Она взяла письмо и начала читать. Я наблюдал за ней, пока она пробегала глазами строки. Её глаза потемнели, и их затуманили слёзы. Она сочувствовала мне, ведь я был всего лишь мальчиком, который нуждался в своей матери.

– Я тебе помогу, – сказала она. – Обязательно помогу.

Есть хорошие, отзывчивые люди, редкo, но они существуют, даже в тяжёлые времена. Они – носители надежды, маленькие маячки в длинном тёмном тоннеле. Мария была ангелом, моим ангелом-хранителем, который отныне постоянно заботился обо мне.

Она устроила так, чтобы меня назначили на менее тяжёлую работу, где дневная норма была немного ниже. Каждый день Мария сопровождала меня на смене, помогала выполнять дневную норму. Она сделала всё возможное, чтобы я выжил и вернулся домой к своей матери, которая, я надеялся, ещё была жива.

Мысли о матери не давали мне покоя, и я тоже заболел. На моей коже появились болезненные фурункулы, преимущественно в области подмышек.

– У тебя жар, – констатировал еврейский врач, недавно переведённый в лагерь, который в гражданской жизни был учителем. При осмотре он внимательно и скептически смотрел на меня.

– Раздевайся, – приказал он.

Я снял одежду, и он внимательно осмотрел моё тело.

– У тебя фурункулы, – объяснил он. – Это типичное явление при ослабленном иммунитете и недостаточной гигиене.

– Это серьёзно? – спросил я, с тревогой вглядываясь в его лицо.

– Тебе нужно переливание крови. Твоя кровь заражена вирусами. Если этого не сделать, фурункулы не пройдут. Они будут появляться снова и снова.

– Я согласен. Делайте, что нужно. Я хочу выздороветь.

Врач усмехнулся.

– Если бы всё было так просто. У меня нет запасов крови. Хотя подожди …

Его лицо приняло задумчивое выражение, и у меня появилась надежда.

– Медсестра! Она помогает мне в работе. Спроси её вежливо, может быть, она согласится дать тебе свою кровь.

– Я не хочу кровь от женщины, – возразил я резко, о чём теперь мне смешно вспоминать. Я действительно думал, что если кровь женщины будет течь в моих жилах, я сам стану женщиной. Грустно осознавать, насколько я был необразован и верил в такие глупости.

– У тебя нет другого выбора, – засмеялся врач. – Всё будет хорошо.

Мне сделали переливание, и фурункулы начали постепенно заживать. Через два дня в санчасти врач отправил меня обратно в барак. Я ещё не был полностью здоров, температура оставалась высокой, и я чувствовал себя ужасно. На следующее утро я снова пришёл к нему. Он измерил температуру и был потрясён её высотой.
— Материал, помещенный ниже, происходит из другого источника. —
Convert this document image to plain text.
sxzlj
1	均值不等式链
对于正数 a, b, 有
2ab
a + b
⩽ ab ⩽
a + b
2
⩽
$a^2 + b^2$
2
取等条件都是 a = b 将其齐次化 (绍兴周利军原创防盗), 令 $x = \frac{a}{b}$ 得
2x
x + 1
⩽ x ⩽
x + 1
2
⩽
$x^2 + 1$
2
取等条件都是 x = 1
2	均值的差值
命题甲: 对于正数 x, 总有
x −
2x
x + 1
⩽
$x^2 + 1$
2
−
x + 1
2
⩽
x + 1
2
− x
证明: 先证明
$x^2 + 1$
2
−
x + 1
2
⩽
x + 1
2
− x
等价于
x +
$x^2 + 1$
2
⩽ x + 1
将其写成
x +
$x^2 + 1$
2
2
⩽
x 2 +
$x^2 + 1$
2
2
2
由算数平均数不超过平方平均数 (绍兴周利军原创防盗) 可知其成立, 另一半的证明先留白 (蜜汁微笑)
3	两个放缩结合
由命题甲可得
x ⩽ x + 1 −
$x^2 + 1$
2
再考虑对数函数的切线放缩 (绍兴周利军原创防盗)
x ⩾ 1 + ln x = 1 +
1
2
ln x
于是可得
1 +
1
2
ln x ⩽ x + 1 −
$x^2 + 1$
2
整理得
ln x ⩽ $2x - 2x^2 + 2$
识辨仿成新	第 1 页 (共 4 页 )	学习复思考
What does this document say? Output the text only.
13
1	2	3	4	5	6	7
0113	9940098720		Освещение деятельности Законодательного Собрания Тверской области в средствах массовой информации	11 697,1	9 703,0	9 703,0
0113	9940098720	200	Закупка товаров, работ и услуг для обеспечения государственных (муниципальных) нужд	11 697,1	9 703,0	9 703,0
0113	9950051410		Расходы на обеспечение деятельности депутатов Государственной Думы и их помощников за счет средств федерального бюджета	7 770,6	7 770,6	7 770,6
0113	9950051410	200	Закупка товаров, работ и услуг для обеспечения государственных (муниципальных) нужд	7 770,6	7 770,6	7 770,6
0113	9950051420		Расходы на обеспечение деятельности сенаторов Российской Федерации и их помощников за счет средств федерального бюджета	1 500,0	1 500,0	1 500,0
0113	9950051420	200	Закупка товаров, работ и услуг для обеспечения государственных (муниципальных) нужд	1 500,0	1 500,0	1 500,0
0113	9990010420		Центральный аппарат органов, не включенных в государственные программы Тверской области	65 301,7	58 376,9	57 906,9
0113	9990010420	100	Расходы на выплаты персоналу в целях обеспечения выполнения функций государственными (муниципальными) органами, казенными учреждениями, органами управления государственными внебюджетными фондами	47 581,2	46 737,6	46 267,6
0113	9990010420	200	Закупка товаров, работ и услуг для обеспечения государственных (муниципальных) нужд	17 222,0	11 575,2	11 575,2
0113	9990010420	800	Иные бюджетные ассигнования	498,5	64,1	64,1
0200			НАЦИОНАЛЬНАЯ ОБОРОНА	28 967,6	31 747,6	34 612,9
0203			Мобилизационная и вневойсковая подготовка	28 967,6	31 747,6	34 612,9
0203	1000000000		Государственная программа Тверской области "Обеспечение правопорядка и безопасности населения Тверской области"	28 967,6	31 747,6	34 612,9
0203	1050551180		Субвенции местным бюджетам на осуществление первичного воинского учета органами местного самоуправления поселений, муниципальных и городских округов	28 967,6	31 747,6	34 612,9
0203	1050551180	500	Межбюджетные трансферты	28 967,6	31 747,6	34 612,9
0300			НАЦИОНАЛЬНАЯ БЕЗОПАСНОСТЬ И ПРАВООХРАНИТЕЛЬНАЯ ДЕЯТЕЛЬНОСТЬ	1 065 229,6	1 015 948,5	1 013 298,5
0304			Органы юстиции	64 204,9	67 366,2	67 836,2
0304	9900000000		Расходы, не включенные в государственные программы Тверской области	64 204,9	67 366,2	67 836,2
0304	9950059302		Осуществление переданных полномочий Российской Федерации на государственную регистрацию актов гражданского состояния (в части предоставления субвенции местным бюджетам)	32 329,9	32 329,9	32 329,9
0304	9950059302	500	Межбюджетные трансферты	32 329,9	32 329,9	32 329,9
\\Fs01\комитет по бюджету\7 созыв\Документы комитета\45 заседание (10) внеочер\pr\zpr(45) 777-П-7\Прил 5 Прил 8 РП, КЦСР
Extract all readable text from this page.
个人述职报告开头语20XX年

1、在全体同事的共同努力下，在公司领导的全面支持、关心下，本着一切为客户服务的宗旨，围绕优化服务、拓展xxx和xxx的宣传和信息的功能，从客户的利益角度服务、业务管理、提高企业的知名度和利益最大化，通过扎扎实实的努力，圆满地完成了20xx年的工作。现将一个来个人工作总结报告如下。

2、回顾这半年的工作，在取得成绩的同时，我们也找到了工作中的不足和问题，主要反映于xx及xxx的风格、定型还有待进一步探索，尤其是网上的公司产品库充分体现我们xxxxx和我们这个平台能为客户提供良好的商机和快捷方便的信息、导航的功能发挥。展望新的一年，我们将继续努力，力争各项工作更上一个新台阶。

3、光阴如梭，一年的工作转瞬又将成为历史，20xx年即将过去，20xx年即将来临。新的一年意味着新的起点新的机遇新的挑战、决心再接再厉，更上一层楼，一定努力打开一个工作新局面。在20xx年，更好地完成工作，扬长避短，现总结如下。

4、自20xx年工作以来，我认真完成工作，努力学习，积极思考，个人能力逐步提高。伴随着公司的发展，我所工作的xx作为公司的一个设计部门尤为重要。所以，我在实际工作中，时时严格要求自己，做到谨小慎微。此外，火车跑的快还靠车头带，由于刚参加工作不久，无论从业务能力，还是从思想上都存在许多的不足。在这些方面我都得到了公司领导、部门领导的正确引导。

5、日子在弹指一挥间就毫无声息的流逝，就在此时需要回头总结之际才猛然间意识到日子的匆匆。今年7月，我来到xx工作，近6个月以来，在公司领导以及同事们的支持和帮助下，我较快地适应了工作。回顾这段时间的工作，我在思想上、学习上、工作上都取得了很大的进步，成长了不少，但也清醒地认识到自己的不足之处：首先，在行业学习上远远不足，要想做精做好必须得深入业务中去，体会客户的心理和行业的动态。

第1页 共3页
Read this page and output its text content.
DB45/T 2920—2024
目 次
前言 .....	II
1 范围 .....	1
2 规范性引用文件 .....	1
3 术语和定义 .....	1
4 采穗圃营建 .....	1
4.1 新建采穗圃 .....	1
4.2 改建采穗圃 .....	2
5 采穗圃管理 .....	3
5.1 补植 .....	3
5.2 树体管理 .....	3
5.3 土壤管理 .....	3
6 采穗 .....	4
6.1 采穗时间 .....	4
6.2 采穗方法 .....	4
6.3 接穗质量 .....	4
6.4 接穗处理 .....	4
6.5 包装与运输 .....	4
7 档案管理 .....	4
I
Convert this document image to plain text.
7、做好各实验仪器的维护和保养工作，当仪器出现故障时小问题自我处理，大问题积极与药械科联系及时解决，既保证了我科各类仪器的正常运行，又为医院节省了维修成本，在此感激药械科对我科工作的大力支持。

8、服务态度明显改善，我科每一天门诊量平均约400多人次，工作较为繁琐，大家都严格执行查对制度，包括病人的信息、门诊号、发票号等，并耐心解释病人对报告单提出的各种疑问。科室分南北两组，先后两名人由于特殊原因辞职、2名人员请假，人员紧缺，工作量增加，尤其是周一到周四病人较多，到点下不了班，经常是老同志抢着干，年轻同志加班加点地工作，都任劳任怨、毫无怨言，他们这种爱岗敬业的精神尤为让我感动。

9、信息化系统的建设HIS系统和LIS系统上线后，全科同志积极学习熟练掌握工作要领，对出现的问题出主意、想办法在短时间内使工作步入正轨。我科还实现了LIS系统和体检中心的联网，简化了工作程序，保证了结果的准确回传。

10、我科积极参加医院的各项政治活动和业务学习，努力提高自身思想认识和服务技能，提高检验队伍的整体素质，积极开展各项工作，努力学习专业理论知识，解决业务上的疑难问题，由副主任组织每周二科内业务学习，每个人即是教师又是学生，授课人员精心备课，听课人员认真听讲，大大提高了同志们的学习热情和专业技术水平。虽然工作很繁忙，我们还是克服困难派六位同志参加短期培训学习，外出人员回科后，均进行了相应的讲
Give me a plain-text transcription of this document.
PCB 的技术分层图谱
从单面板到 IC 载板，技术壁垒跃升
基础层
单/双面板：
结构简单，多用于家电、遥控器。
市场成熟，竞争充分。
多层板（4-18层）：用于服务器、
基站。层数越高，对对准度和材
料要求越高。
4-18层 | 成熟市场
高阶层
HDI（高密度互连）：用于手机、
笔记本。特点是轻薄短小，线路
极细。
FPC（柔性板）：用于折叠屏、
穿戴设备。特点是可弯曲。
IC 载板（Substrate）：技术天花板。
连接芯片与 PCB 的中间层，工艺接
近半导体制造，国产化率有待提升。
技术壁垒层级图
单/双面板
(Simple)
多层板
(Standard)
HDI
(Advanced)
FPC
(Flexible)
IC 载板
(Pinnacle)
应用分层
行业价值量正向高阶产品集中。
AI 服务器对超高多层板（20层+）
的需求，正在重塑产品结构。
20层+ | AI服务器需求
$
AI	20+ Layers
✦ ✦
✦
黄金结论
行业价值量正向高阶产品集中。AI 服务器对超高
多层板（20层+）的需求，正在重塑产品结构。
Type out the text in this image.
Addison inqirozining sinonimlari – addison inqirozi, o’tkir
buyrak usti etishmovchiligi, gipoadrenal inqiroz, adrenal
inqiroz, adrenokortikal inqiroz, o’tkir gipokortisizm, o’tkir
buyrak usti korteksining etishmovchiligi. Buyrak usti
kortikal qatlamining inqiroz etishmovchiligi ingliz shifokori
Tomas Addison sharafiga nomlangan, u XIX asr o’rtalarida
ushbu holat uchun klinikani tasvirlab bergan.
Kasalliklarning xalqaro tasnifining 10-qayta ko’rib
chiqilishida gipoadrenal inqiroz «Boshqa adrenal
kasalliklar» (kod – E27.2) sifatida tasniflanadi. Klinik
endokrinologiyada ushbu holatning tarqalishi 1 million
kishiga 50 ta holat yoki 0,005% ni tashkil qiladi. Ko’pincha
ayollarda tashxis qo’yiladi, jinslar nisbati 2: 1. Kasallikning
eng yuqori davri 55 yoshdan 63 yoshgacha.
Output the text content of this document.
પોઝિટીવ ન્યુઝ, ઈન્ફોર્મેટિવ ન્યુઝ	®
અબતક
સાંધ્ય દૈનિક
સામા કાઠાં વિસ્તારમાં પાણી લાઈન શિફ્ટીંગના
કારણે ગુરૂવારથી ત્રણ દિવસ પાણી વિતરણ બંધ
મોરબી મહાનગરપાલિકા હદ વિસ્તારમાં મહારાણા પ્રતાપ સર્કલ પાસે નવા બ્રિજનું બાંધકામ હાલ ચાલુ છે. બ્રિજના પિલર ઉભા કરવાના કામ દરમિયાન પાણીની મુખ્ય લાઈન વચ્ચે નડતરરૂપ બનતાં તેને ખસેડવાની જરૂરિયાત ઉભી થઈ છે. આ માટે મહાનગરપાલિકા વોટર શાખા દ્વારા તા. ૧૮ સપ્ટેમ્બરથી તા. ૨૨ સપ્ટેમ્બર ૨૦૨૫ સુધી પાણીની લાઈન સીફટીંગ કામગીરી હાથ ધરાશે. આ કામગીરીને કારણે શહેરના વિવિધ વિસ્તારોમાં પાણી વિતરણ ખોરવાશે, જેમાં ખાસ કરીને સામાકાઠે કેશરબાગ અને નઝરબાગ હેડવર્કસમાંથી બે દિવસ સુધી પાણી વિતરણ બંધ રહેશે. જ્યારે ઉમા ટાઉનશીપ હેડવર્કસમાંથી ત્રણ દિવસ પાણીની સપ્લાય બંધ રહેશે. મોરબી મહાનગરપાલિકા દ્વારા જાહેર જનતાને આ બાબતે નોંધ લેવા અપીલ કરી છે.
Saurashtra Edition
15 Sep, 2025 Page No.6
Температура колебалась между тридцать девятью и сорока градусами.

Самопровозглашённый врач нахмурился. Он был в замешательстве и не знал, что со мной.

Каждый день я приходил к нему, так как не чувствовал ни малейшего улучшения. Врач измерял температуру, записывал её в мою карту и отправлял меня обратно. Он не мог поставить правильный диагноз и назначить надлежащее лечение. Он освобождал меня от работы на один, два, три дня, но это не помогало.

Когда я выходил на свежий воздух и делал несколько кругов вокруг барака, казалось, что головная боль немного утихала. Затем снова появлялось чувство голода. Я крадучись пробирался на кухню, умоляя дать мне какую-нибудь работу – чистить картошку, мыть посуду, – в надежде, что повар подкинет мне миску супа. Вернувшись в барак, я снова испытывал мучительные головные боли, и температура поднималась.

Скоро начальство заметило моё поведение. На работу я не являлся, но имел силы бродить вокруг в поисках еды. Меня задержали и привели к врачу.

– В каких вы отношениях? – спросил командир у нас обоих.

– Никаких, – ответил еврейский врач. – Я знаю его только как пациента. Понятия не имею, откуда он и кто он.

– А ты? – обратился командир ко мне, глядя злобно. – Ты его знаешь?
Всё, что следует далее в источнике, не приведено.